夏になる前の夕闇が薄く迫る頃、夕方の街のチャイムが鳴り 1時間もすれば父が帰ってくる。
そろそろ夕食、肉とジャガイモと人参を甘しょっぱく煮て肉じゃがの匂い、豆腐の味噌汁、ほうれん草の胡麻和えの香り、夕食の準備が進む中、その割には身動きをしないミトミ・・・?

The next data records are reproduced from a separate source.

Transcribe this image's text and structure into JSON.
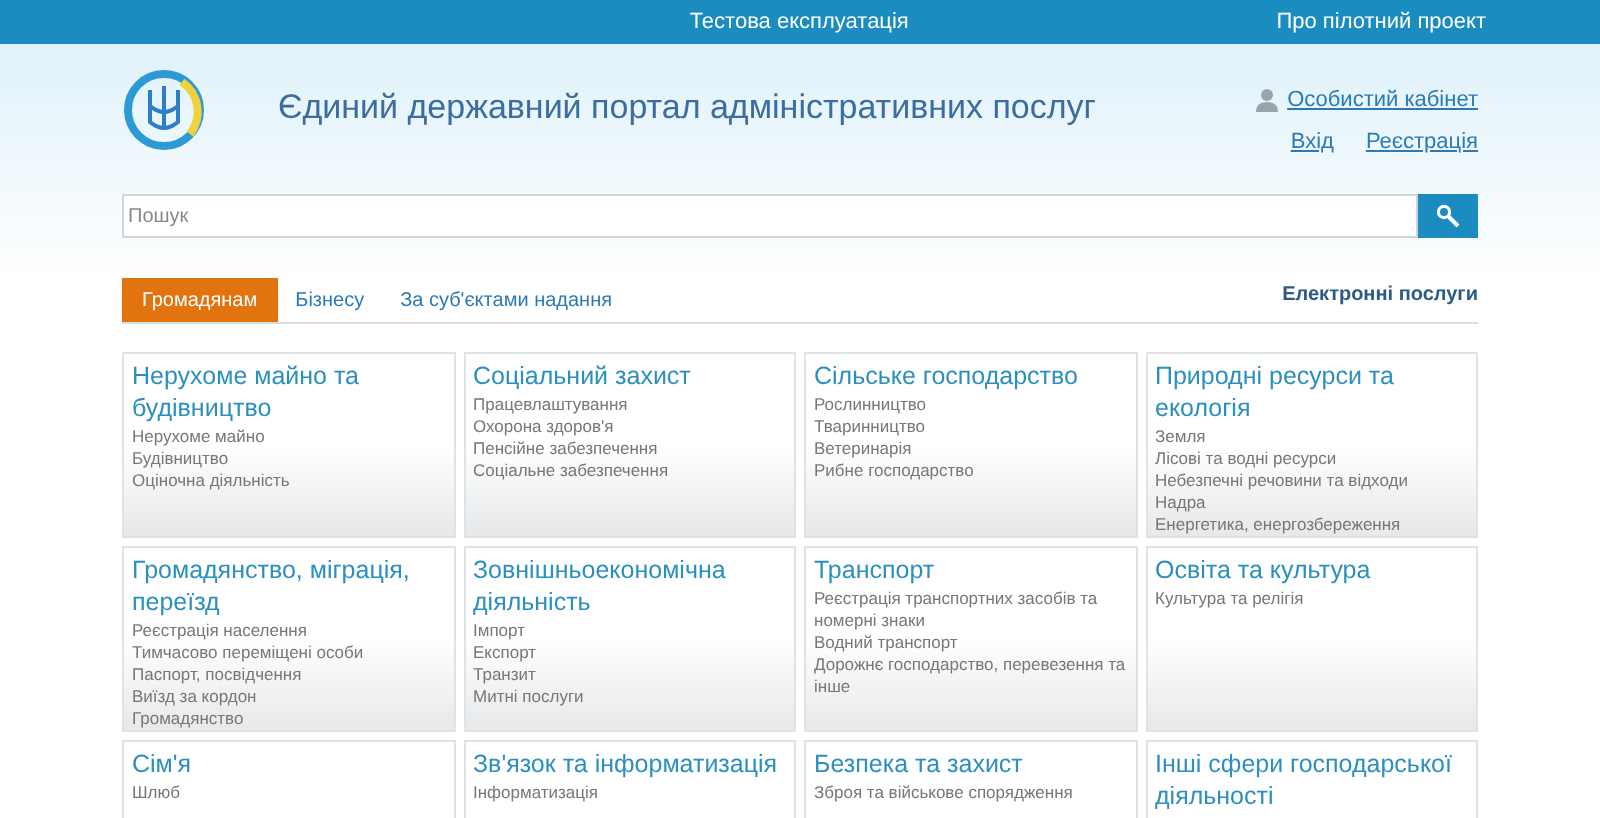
{
  "top_bar": {
    "center_link": "Тестова експлуатація",
    "right_link": "Про пілотний проект"
  },
  "header": {
    "title": "Єдиний державний портал адміністративних послуг",
    "account_link": "Особистий кабінет",
    "login_link": "Вхід",
    "register_link": "Реєстрація"
  },
  "search": {
    "placeholder": "Пошук"
  },
  "tabs": [
    {
      "label": "Громадянам",
      "selected": true
    },
    {
      "label": "Бізнесу",
      "selected": false
    },
    {
      "label": "За суб'єктами надання",
      "selected": false
    }
  ],
  "electronic_services_link": "Електронні послуги",
  "categories": [
    {
      "title": "Нерухоме майно та будівництво",
      "items": [
        "Нерухоме майно",
        "Будівництво",
        "Оціночна діяльність"
      ]
    },
    {
      "title": "Соціальний захист",
      "items": [
        "Працевлаштування",
        "Охорона здоров'я",
        "Пенсійне забезпечення",
        "Соціальне забезпечення"
      ]
    },
    {
      "title": "Сільське господарство",
      "items": [
        "Рослинництво",
        "Тваринництво",
        "Ветеринарія",
        "Рибне господарство"
      ]
    },
    {
      "title": "Природні ресурси та екологія",
      "items": [
        "Земля",
        "Лісові та водні ресурси",
        "Небезпечні речовини та відходи",
        "Надра",
        "Енергетика, енергозбереження"
      ]
    },
    {
      "title": "Громадянство, міграція, переїзд",
      "items": [
        "Реєстрація населення",
        "Тимчасово переміщені особи",
        "Паспорт, посвідчення",
        "Виїзд за кордон",
        "Громадянство"
      ]
    },
    {
      "title": "Зовнішньоекономічна діяльність",
      "items": [
        "Імпорт",
        "Експорт",
        "Транзит",
        "Митні послуги"
      ]
    },
    {
      "title": "Транспорт",
      "items": [
        "Реєстрація транспортних засобів та номерні знаки",
        "Водний транспорт",
        "Дорожнє господарство, перевезення та інше"
      ]
    },
    {
      "title": "Освіта та культура",
      "items": [
        "Культура та релігія"
      ]
    },
    {
      "title": "Сім'я",
      "items": [
        "Шлюб"
      ]
    },
    {
      "title": "Зв'язок та інформатизація",
      "items": [
        "Інформатизація"
      ]
    },
    {
      "title": "Безпека та захист",
      "items": [
        "Зброя та військове спорядження"
      ]
    },
    {
      "title": "Інші сфери господарської діяльності"
    }
  ]
}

私なら4~5軒先から我が家の夕食の匂いが嗅ぎ分けられるのに、おかずの香りが強くなるとやっとブーブー豚のように鼻を鳴らす、あれうち犬じゃなくて豚だっけ ?ミトミ鼻が悪いのかな?
車の音が、父の足音が、少しづつ玄関に近づいてくる。
父を出迎えるのは我が家の日課。
そろそろお出迎えに行かねば。だが、ミトミはのんきにテレビの方を見ている。
「アッお父さん帰ってきた」
その声に初めて 跳ねるように玄関に行き、父の周りをくるくる回りながら、
『お帰りんなさい。お帰ンなさい。お父さん!ミトミが一番先に気付いたんだよ』
『いや違うでしょ。一番先に気づいたのはわ・た・し。その声で動き始めたのがあ・な・た!』と、心中穏やか出ない私。
しかし、父は、
「お~ミトミちゃんお迎えに来てくれたのか。迎えてくれるのはお前だけだよ」 と言って嬉しそうにミトミを抱き上げながら 居間に向かう父。
母も私も出迎えに出て、なんで毎回それを言うのか?よくわからない。
さらに調子の良いミトミ。もう慣れたけど言動が謎な父と犬。
また別の日、ミトミと二人(1匹と1人)?で日向ぼっこをしているとポクポク玄関に足音が近づき、
「アッ誰か来た。お母さん帰ってきたのかな?」
その声に反応し慌てて柱にぶつかるミトミ。
「アッハッハ~馬鹿じゃないの」と笑いながら
玄関に向かう途中、ドカッ「イテっ!」ドアにぶつかる私。
チャイムが鳴って出ると買い物から帰って来た母。
「イテテ、お帰りなさい」
痛そうにしている1人と1匹を見て、
「どうしたの?」
「慌てて出ようとしてミトミは柱に、私はドアに頭ぶつけた」
「メガネの度が合ってないのかな?」
「いや、これは単なるドジだけど、ミトミは近眼じゃないかな?」
私のかけていたメガネをミトミに掛けてみた。
振り落とすかと思いきや、『よく見える』らしい。
どうもミトミも目が悪いらしいが、犬のメガネ無いしナ。
それにしても目や匂い、音の反応が鈍い。目と鼻と耳が悪いのかな?
病院に連れて行くと「近眼かどうかは視力検査も出来ないし 分からないが、副鼻腔炎と中耳炎」と言われた。
目も鼻も耳もきかないなら三重苦?ヘレンケラーさんかいな?(ヘレンケラーさん一緒にして ごめんなさい)
動物としての能力は私の方があるンじゃないのか?
『ミトミ、大丈夫だよ。何があっても先輩動物として守るから。』